PETA PROPOSES VEGAN NAME CHANGE FOR HUON VALLEY’S ‘EGGS AND BACON BAY’
For Immediate Release:
09 August 2016
Animal Rights Group Asks Huon Valley Council ‘WTF?’ – ‘Where’s the Fruit?’
Huon Valley, Tasmania – People for the Ethical Treatment of Animals (PETA) Australia sent a letter today to Huon Valley Mayor Peter Coad with an unusual request. The group wants the area’s council to change the name of “Eggs and Bacon Bay”, a beach located around 50 kilometres south of Hobart, to “Apple and Cherry Bay”. PETA hopes its proposal will highlight to Huon Valley residents that keeping bacon, eggs, and other animal-derived foods off their plates is better for their health, for the environment, and, of course, for animals.
“Considering the high levels of cholesterol and saturated fat in both eggs and bacon, the area may as well be called ‘Heart Attack Bay'”, says PETA Australia Associate Director of Campaigns Ashley Fruno. “The Huon Valley is famous for its delectable apples and cherries, so we are asking the council ‘WTF?’ – that’s ‘Where’s the fruit?’ – in the hope that it will apply to change the name to ‘Apple and Cherry Bay’ – which would promote not only local industry but also healthy eating and kindness to animals.”
PETA has offered to distribute celebratory vegan apple pies to residents if the name change is adopted.
Meat and dairy foods have been linked to heart disease, diabetes, and cancer, with the World Health Organisation classifying processed meats – such as bacon – as carcinogenic to humans. In addition to being bad for our health, animal agriculture is one of the leading contributors to “the most serious environmental problems, at every scale from local to global”, according to the United Nations, which has also said that a global shift towards vegan eating is vital to combat the worst effects of climate change. Vegans don’t just help save just their own lives and the environment – they also save up to 100 animals a year from immeasurable suffering on factory farms, in abattoirs, and on the decks of fishing boats.
People can visit PETA.org.au to order a free vegan starter kit.
PETA’s letter to Huon Valley Mayor Peter Coad, follows.
The Honourable Peter Coad
Mayor of Huon Valley
Via e-mail: [email protected]
Dear Mayor Coad,
I’m writing on behalf of People for the Ethical Treatment of Animals (PETA) with an idea that would put the Huon Valley and its local produce in the spotlight: change the name of the beach town Eggs and Bacon Bay to “Apple and Cherry Bay”. If you agree to adopt this proposal, we’d be delighted to celebrate by distributing delicious vegan apple pies to residents.
It’s no secret that gastronomical tourism is on the rise in Tasmania.
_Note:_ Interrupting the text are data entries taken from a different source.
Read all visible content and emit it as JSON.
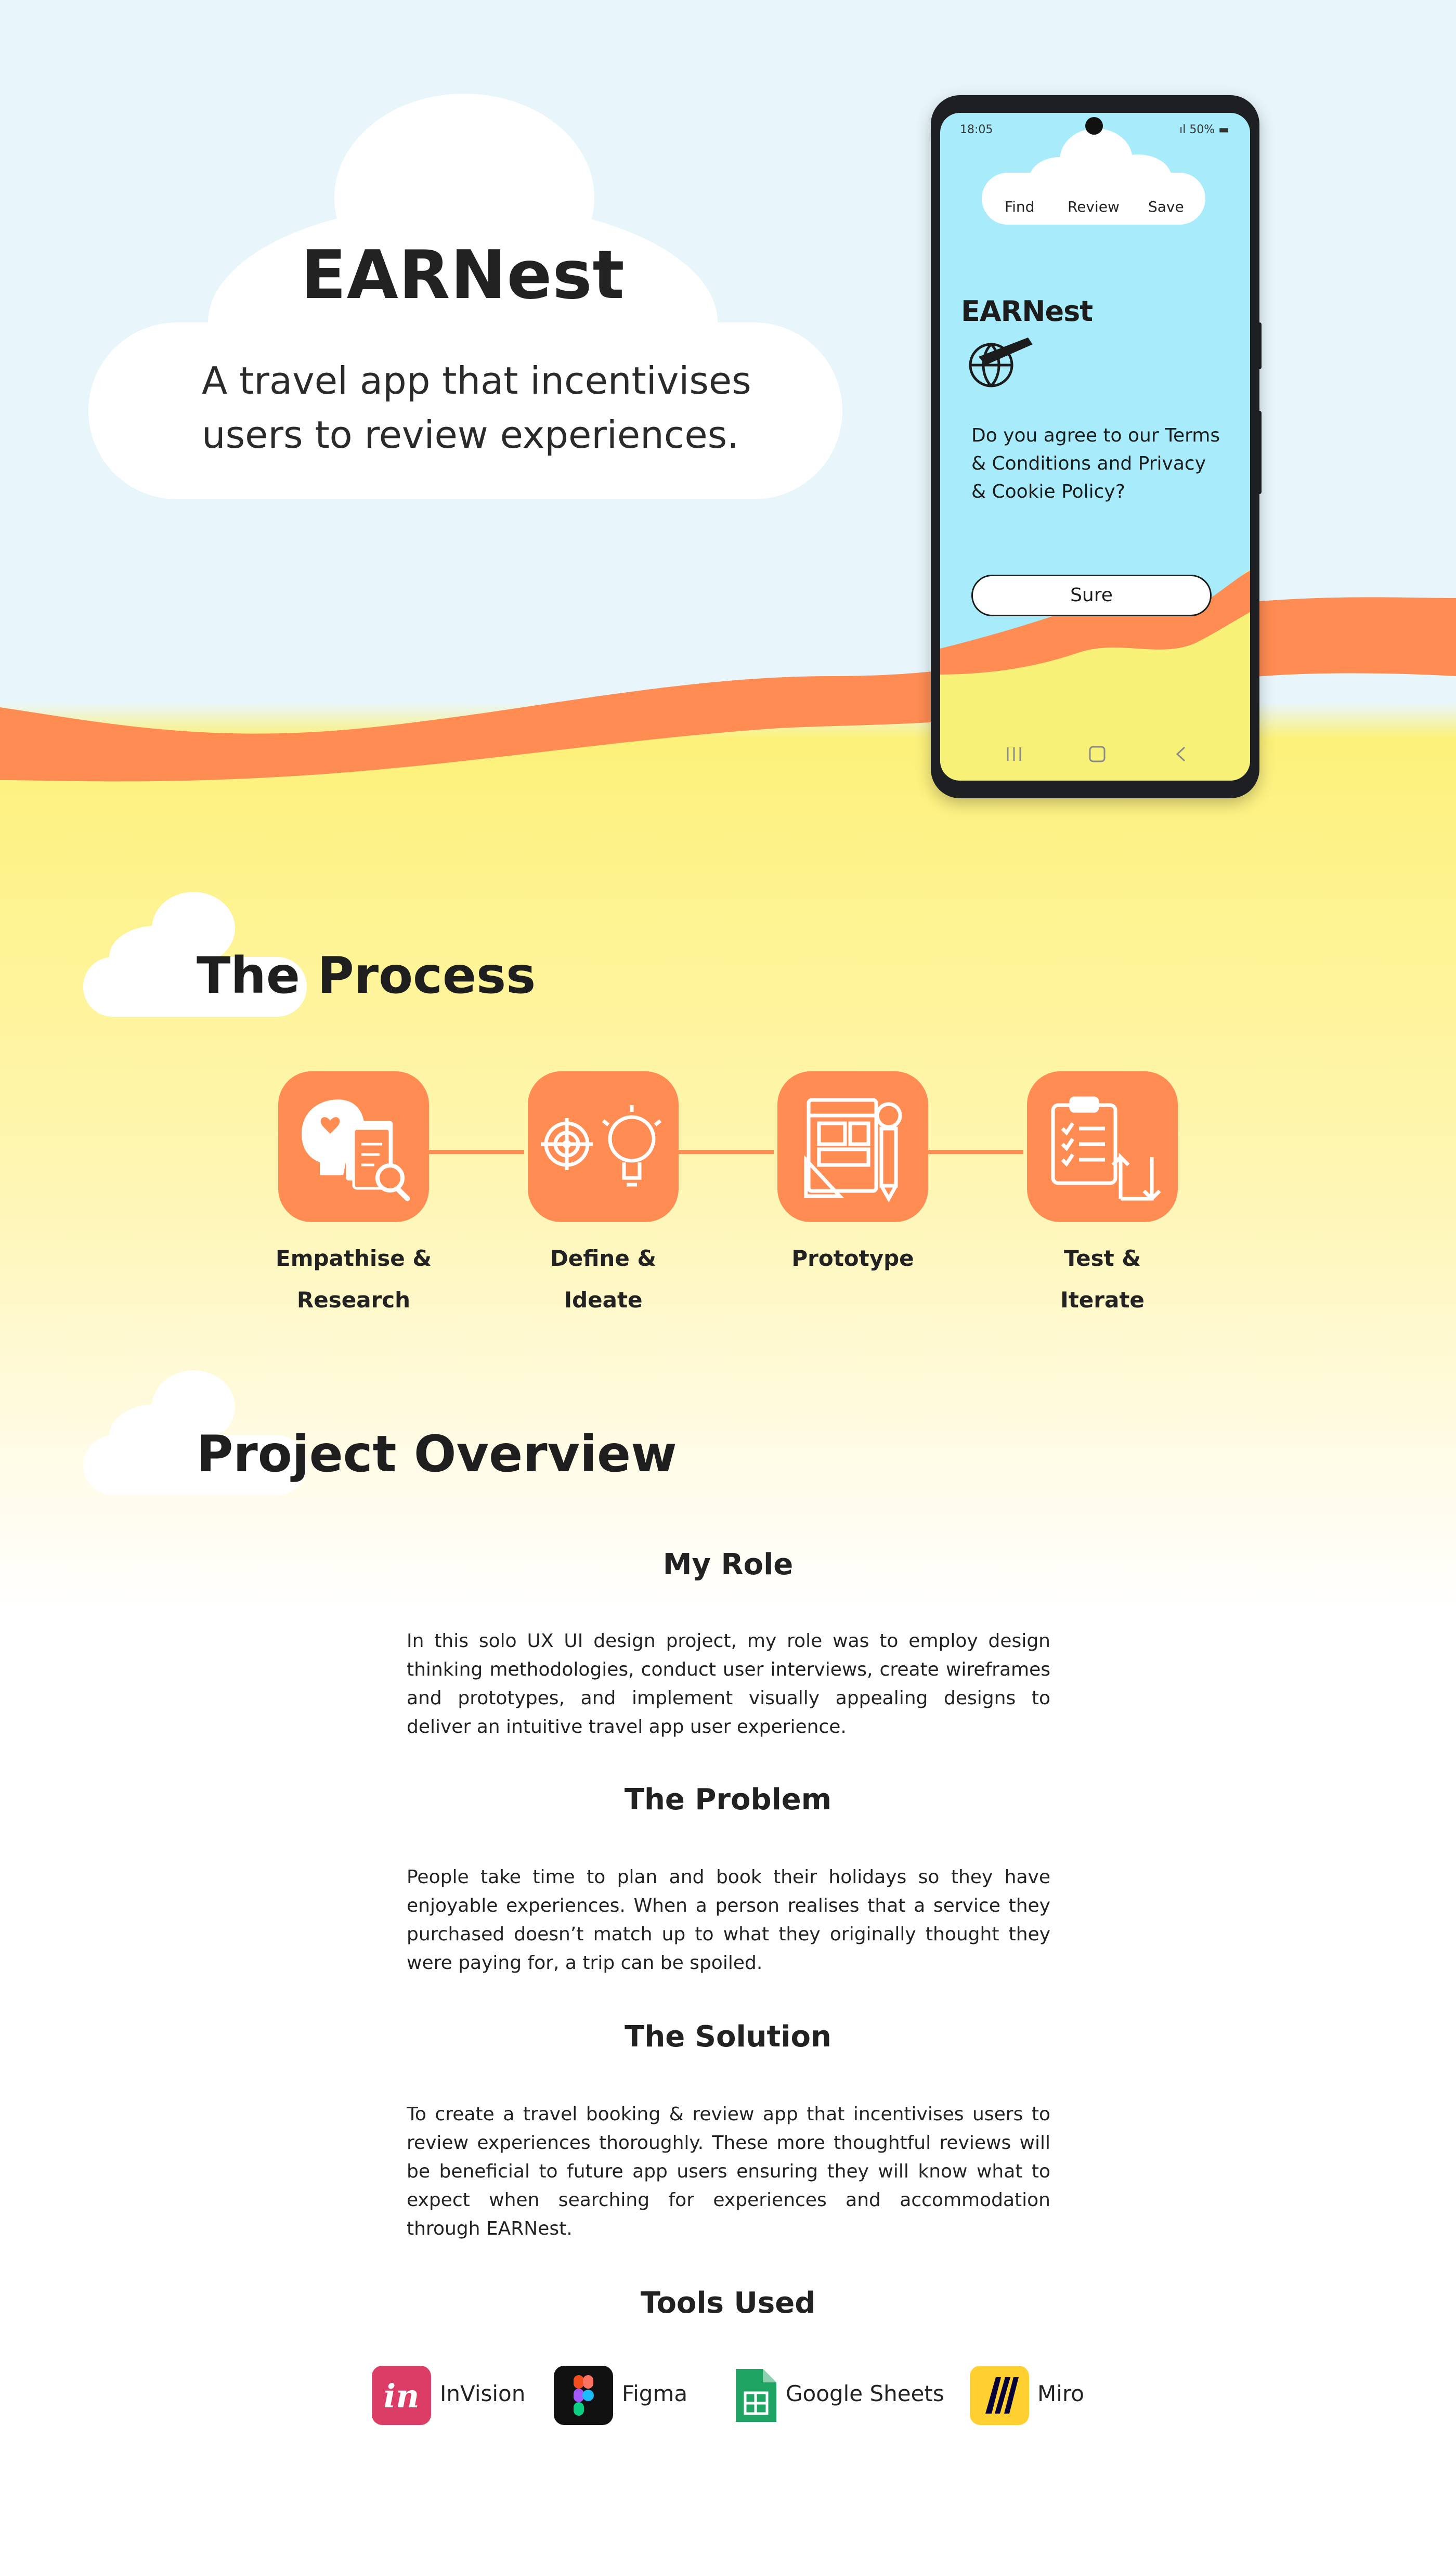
{
  "hero": {
    "title": "EARNest",
    "subtitle_line1": "A travel app that incentivises",
    "subtitle_line2": "users to review experiences."
  },
  "phone": {
    "status_time": "18:05",
    "status_battery": "50%",
    "nav": [
      "Find",
      "Review",
      "Save"
    ],
    "logo_text": "EARNest",
    "consent_text": "Do you agree to our Terms & Conditions and Privacy & Cookie Policy?",
    "button_label": "Sure"
  },
  "process": {
    "title": "The Process",
    "steps": [
      {
        "line1": "Empathise &",
        "line2": "Research"
      },
      {
        "line1": "Define & Ideate",
        "line2": ""
      },
      {
        "line1": "Prototype",
        "line2": ""
      },
      {
        "line1": "Test & Iterate",
        "line2": ""
      }
    ]
  },
  "overview": {
    "title": "Project Overview",
    "role_title": "My Role",
    "role_text": "In this solo UX UI design project, my role was to employ design thinking methodologies, conduct user interviews, create wireframes and prototypes, and implement visually appealing designs to deliver an intuitive travel app user experience.",
    "problem_title": "The Problem",
    "problem_text": "People take time to plan and book their holidays so they have enjoyable experiences. When a person realises that a service they purchased doesn’t match up to what they originally thought they were paying for, a trip can be spoiled.",
    "solution_title": "The Solution",
    "solution_text": "To create a travel booking & review app that incentivises users to review experiences thoroughly. These more thoughtful reviews will be beneficial to future app users ensuring they will know what to expect when searching for experiences and accommodation through EARNest.",
    "tools_title": "Tools Used",
    "tools": [
      "InVision",
      "Figma",
      "Google Sheets",
      "Miro"
    ]
  },
  "colors": {
    "accent": "#ff8c52",
    "sky": "#e8f6fb",
    "sand": "#fdf17a",
    "screen": "#a8ecfb"
  }
}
The latest Tourism Info Monitor figures showed about 70 per cent of domestic visitors to the Apple Isle considered the local bounty to be world-class. Why not take advantage of this and lure map-gazing travellers to the valley?
But it’s not just tourism that would benefit from this name change. An increasing amount of research links the consumption of animal-derived foods to the explosive rise of preventable “lifestyle diseases”. Last year, a report by the World Health Organisation classified processed meats – such as bacon – as carcinogenic to humans. This followed a meta-analysis in 2014 of more than 250 studies that demonstrated a vegetarian diet significantly reduces blood pressure, and a study published in June found that a diet low in animal-based foods and high in plant-based ones can lower the risk of type 2 diabetes by 20 per cent. Tasmania has the highest rate of lap-band surgery in Australia, which is not surprising considering 65 per cent of the population are overweight or obese and a whopping 93 per cent do not eat enough fruit and vegetables. Reminding residents to stay away from cholesterol- and fat-laden bacon and eggs and instead to eat the fresh plant produce of the Huon Valley might be just what the doctor ordered.
We’d be more than happy to sit down with you, perhaps over a slice of apple pie, to discuss this proposal.